Quantum-Enhanced Transformers for Robust Acoustic Scene Classification in IoT Environments

TL;DR

This paper introduces a quantum-inspired transformer model for acoustic scene classification in IoT devices, demonstrating improved accuracy and noise resilience over traditional methods, especially with limited data.

Contribution

The paper presents Q-ASC, a novel quantum-inspired transformer architecture combined with a quantum variational autoencoder for data augmentation, advancing robustness and performance in acoustic scene classification.

Findings

Achieves 68.3% to 88.5% accuracy on TUT dataset

Outperforms state-of-the-art methods by over 5%

Demonstrates robustness in noisy, data-limited environments

Abstract

The proliferation of Internet of Things (IoT) devices equipped with acoustic sensors necessitates robust acoustic scene classification (ASC) capabilities, even in noisy and data-limited environments.

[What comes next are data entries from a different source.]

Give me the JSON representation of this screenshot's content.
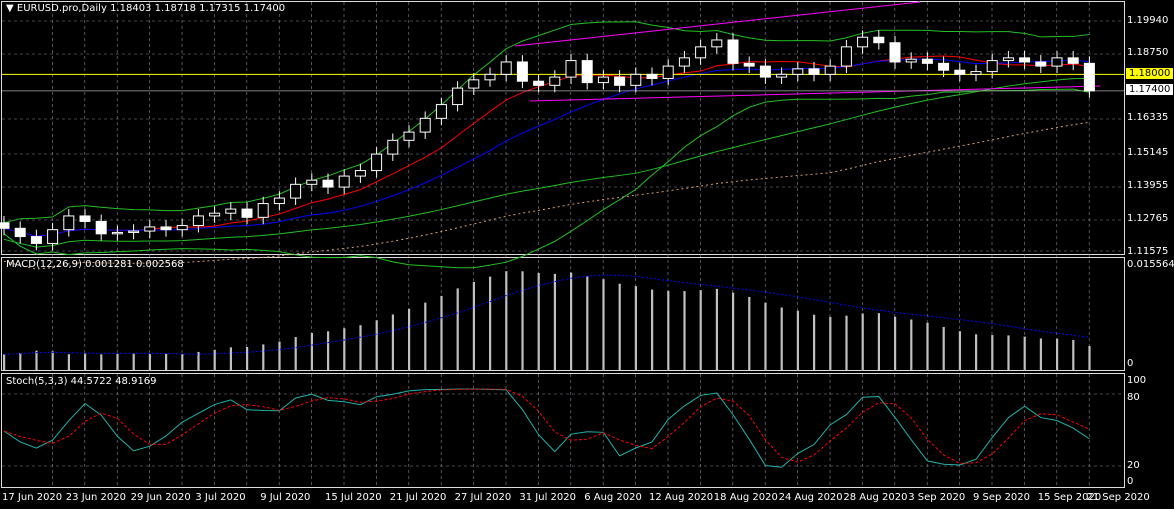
{
  "header": {
    "menu_icon": "triangle-down-icon",
    "symbol": "EURUSD.pro,Daily",
    "open": "1.18403",
    "high": "1.18718",
    "low": "1.17315",
    "close": "1.17400"
  },
  "price_axis": [
    "1.19940",
    "1.18750",
    "1.16335",
    "1.15145",
    "1.13955",
    "1.12765",
    "1.11575"
  ],
  "price_tags": {
    "yellow_line": "1.18000",
    "current": "1.17400"
  },
  "macd": {
    "label": "MACD(12,26,9) 0.001281 0.002568",
    "axis_max": "0.015564",
    "axis_zero": "0"
  },
  "stoch": {
    "label": "Stoch(5,3,3) 44.5722 48.9169",
    "axis": [
      "100",
      "80",
      "20",
      "0"
    ]
  },
  "dates": [
    {
      "i": 0,
      "t": "17 Jun 2020"
    },
    {
      "i": 4,
      "t": "23 Jun 2020"
    },
    {
      "i": 8,
      "t": "29 Jun 2020"
    },
    {
      "i": 12,
      "t": "3 Jul 2020"
    },
    {
      "i": 16,
      "t": "9 Jul 2020"
    },
    {
      "i": 20,
      "t": "15 Jul 2020"
    },
    {
      "i": 24,
      "t": "21 Jul 2020"
    },
    {
      "i": 28,
      "t": "27 Jul 2020"
    },
    {
      "i": 32,
      "t": "31 Jul 2020"
    },
    {
      "i": 36,
      "t": "6 Aug 2020"
    },
    {
      "i": 40,
      "t": "12 Aug 2020"
    },
    {
      "i": 44,
      "t": "18 Aug 2020"
    },
    {
      "i": 48,
      "t": "24 Aug 2020"
    },
    {
      "i": 52,
      "t": "28 Aug 2020"
    },
    {
      "i": 56,
      "t": "3 Sep 2020"
    },
    {
      "i": 60,
      "t": "9 Sep 2020"
    },
    {
      "i": 64,
      "t": "15 Sep 2020"
    },
    {
      "i": 67,
      "t": "21 Sep 2020"
    }
  ],
  "colors": {
    "bg": "#000000",
    "grid": "#8a8a9a",
    "candle": "#ffffff",
    "ma_fast": "#ff0000",
    "ma_slow": "#0000ff",
    "bands": "#22c022",
    "channel": "#ff00ff",
    "hline": "#ffff00",
    "macd_hist": "#c0c0c0",
    "macd_signal": "#0000ff",
    "stoch_main": "#20b2aa",
    "stoch_signal": "#ff0000"
  },
  "chart_data": {
    "type": "candlestick",
    "price_range": [
      1.11575,
      1.1994
    ],
    "hline": 1.18,
    "closes": [
      1.124,
      1.121,
      1.1185,
      1.1235,
      1.1285,
      1.1265,
      1.122,
      1.1225,
      1.123,
      1.1245,
      1.1235,
      1.125,
      1.1285,
      1.1295,
      1.131,
      1.128,
      1.133,
      1.135,
      1.14,
      1.1415,
      1.139,
      1.143,
      1.145,
      1.151,
      1.156,
      1.159,
      1.164,
      1.169,
      1.175,
      1.178,
      1.18,
      1.1845,
      1.1775,
      1.176,
      1.179,
      1.185,
      1.177,
      1.179,
      1.176,
      1.18,
      1.1785,
      1.183,
      1.186,
      1.19,
      1.1925,
      1.184,
      1.183,
      1.179,
      1.18,
      1.182,
      1.18,
      1.183,
      1.19,
      1.1935,
      1.1915,
      1.1845,
      1.1855,
      1.184,
      1.1815,
      1.18,
      1.181,
      1.185,
      1.186,
      1.1845,
      1.183,
      1.186,
      1.184,
      1.174
    ],
    "macd_max": 0.015564
  }
}
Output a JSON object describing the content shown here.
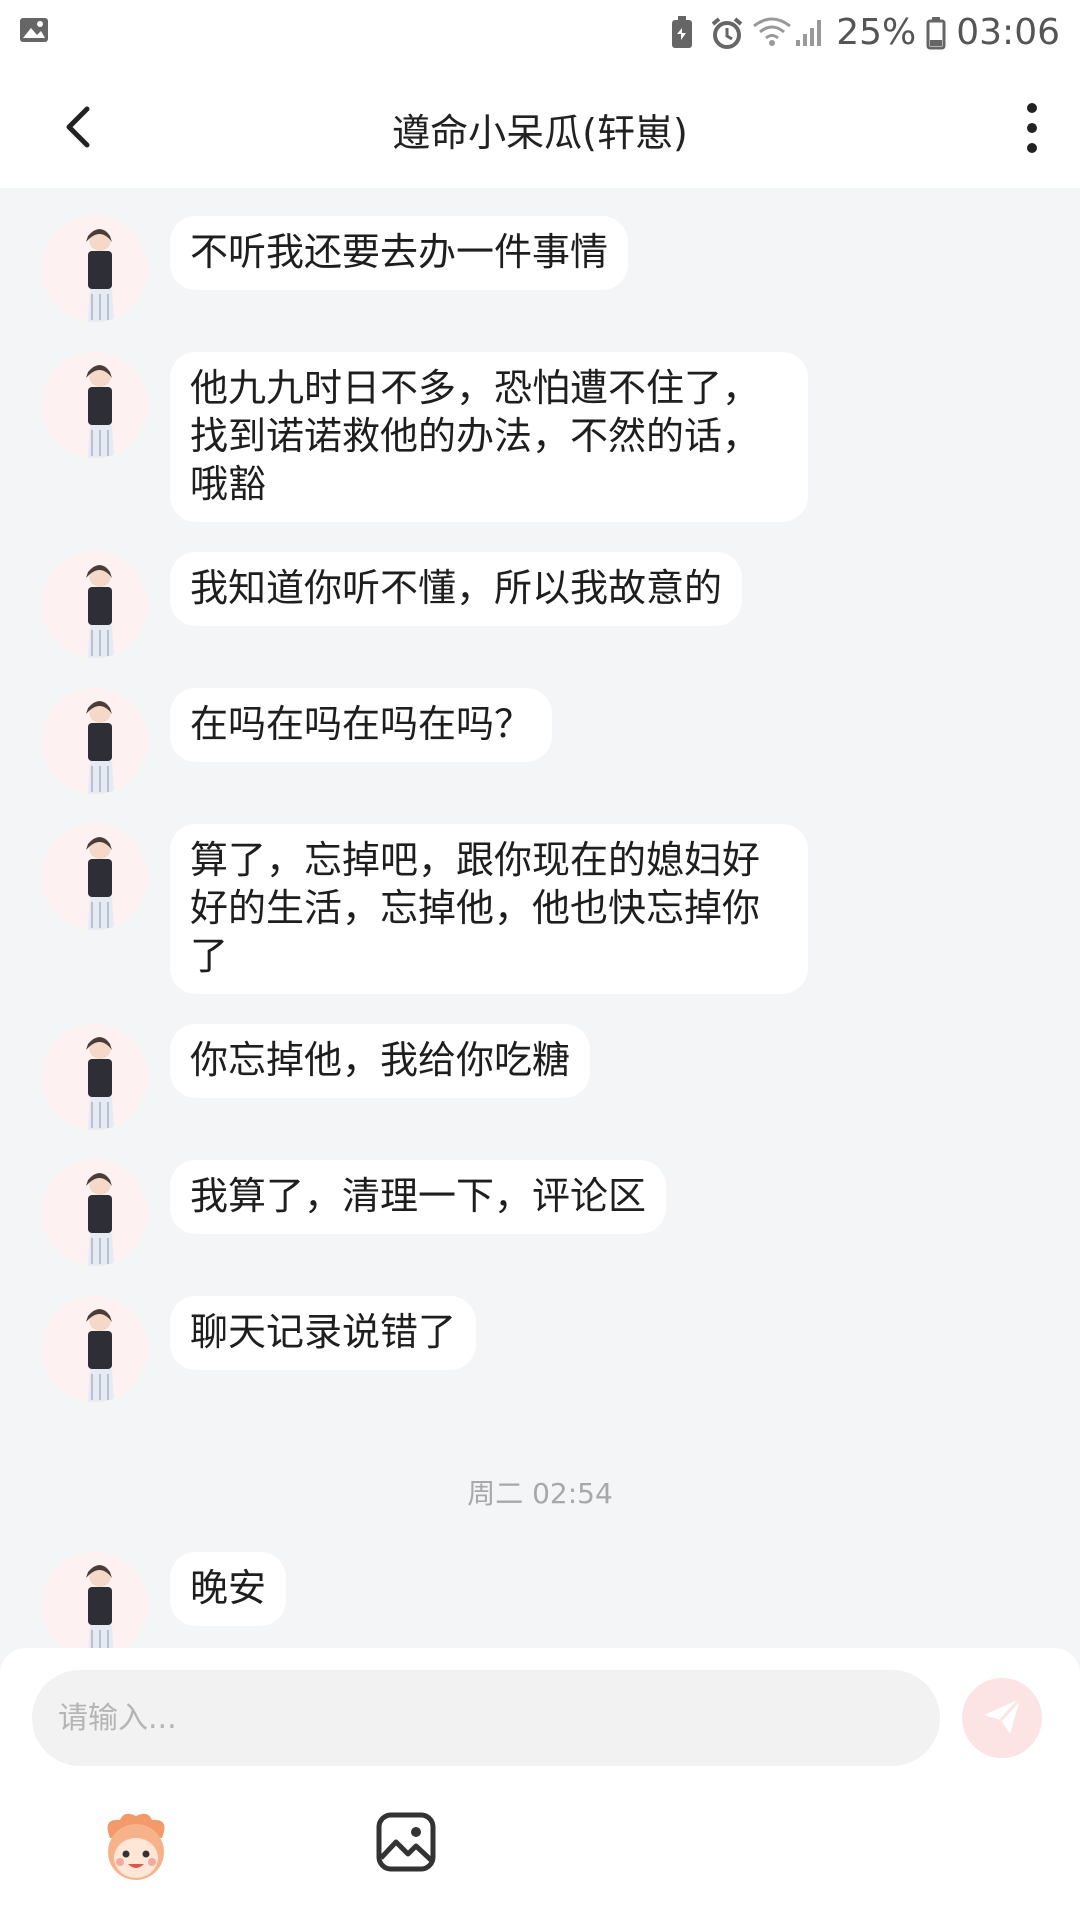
{
  "status_bar": {
    "battery": "25%",
    "time": "03:06"
  },
  "header": {
    "title": "遵命小呆瓜(轩崽)"
  },
  "messages": [
    {
      "text": "不听我还要去办一件事情"
    },
    {
      "text": "他九九时日不多，恐怕遭不住了，\n找到诺诺救他的办法，不然的话，\n哦豁"
    },
    {
      "text": "我知道你听不懂，所以我故意的"
    },
    {
      "text": "在吗在吗在吗在吗？"
    },
    {
      "text": "算了，忘掉吧，跟你现在的媳妇好\n好的生活，忘掉他，他也快忘掉你\n了"
    },
    {
      "text": "你忘掉他，我给你吃糖"
    },
    {
      "text": "我算了，清理一下，评论区"
    },
    {
      "text": "聊天记录说错了"
    },
    {
      "text": "晚安"
    }
  ],
  "timestamp": "周二 02:54",
  "input": {
    "placeholder": "请输入..."
  },
  "colors": {
    "background": "#f4f5f7",
    "bubble": "#ffffff",
    "send_button": "#fde4e4",
    "send_icon": "#ffffff",
    "emoji_accent": "#f39a6a"
  }
}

Traditional machine learning methods often struggle to generalize effectively under such conditions. To address this, we introduce Q-ASC, a novel Quantum-Inspired Acoustic Scene Classifier that leverages the power of quantum-inspired transformers. By integrating quantum concepts like superposition and entanglement, Q-ASC achieves superior feature learning and enhanced noise resilience compared to classical models. Furthermore, we introduce a Quantum Variational Autoencoder (QVAE) based data augmentation technique to mitigate the challenge of limited labeled data in IoT deployments. Extensive evaluations on the Tampere University of Technology (TUT) Acoustic Scenes 2016 benchmark dataset demonstrate that Q-ASC achieves remarkable accuracy between 68.3% and 88.5% under challenging conditions, outperforming state-of-the-art methods by over 5% in the best case. This research paves the way for deploying intelligent acoustic sensing in IoT networks, with potential applications in smart homes, industrial monitoring, and environmental surveillance, even in adverse acoustic environments.